At the two mile split I knew it was a decent night. How decent I couldn’t then – or now – say, since this wasn’t a course that would pass the USATF White Glove Test. Plenty of undelimited inside turns. Virtually unmeasureable trail sections. But no worries. Call it close enough. Call it happiness crossing the line a quarter-minute faster than the last one two weeks back, which had been my fastest in years. Maybe it was short, who cares. Eighth of nearly three hundred, and took the masters by a wide margin. Cooler, the scoring company included a “PLP” – Performance Level Percentage – rating in the results, a computation that scales your time to your exact age. I’d seen this concept before on an individual basis, but not included in the general results so you could compare yourself to everyone else of any age. Smoked them kiddies. Sweet.
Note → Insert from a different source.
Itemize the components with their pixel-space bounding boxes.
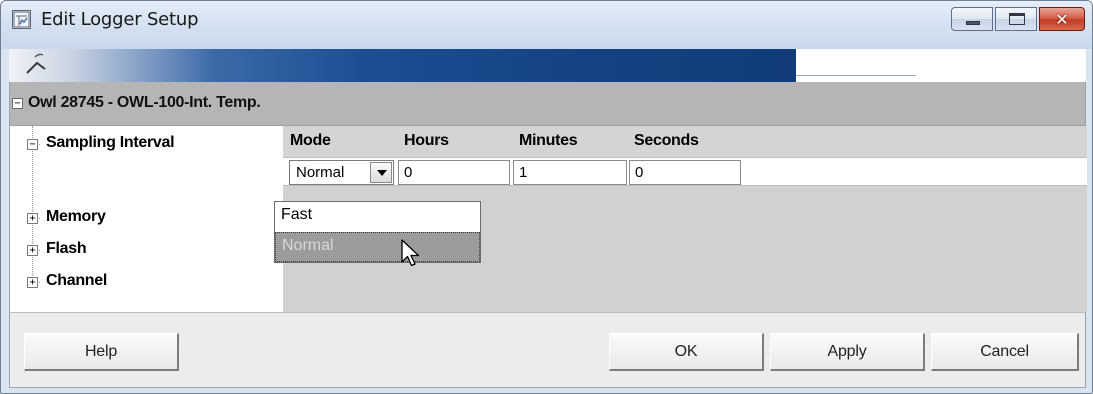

Now, the funny thing is that I wasn’t the only spoiler. I was the old fart spoiler, but there was another, the young spoiler, or shoulda-been spoiler, Dan from Minnesota, posted to Jersey for a summer internship, and in a weird twist, we finished a mere seconds apart. After knocking off the half-dozen kids, he was next in my crosshairs before we ran out of runway. Figure the irony that of three hundred local runners, the two from afar finished three seconds apart. And he too should have deprived the locals of some hardware in his twenty-something age group but for an administrative error that cruelly deprived him of said medal. Ah well, he took it well, no biggie.
We figured all this out in the post-chute chit-chat, and to my amusement I found he was planning on Thursday night to hit Mt. Tabor, my original target. It would have been sweet not to have had those meetings. Three seconds apart on Tuesday called for a rematch on Thursday, but sadly, not to be. The rematch will have to wait till Dan nails his Boston qualifier, which I’m confident he will, or I find myself in Minnesota, hey, you never know.
And then? While my co-workers were (probably) out drinking in the bars, shoulda’-been spoiler Dan and I hung out on in Branchburg, New Jersey on National Night Out, downed cheap and tasty burgers whipped up for charity, enjoyed a summer night while the town selectmen battled the town cops on the softball field, and swapped running stories. What more could one ask for in life?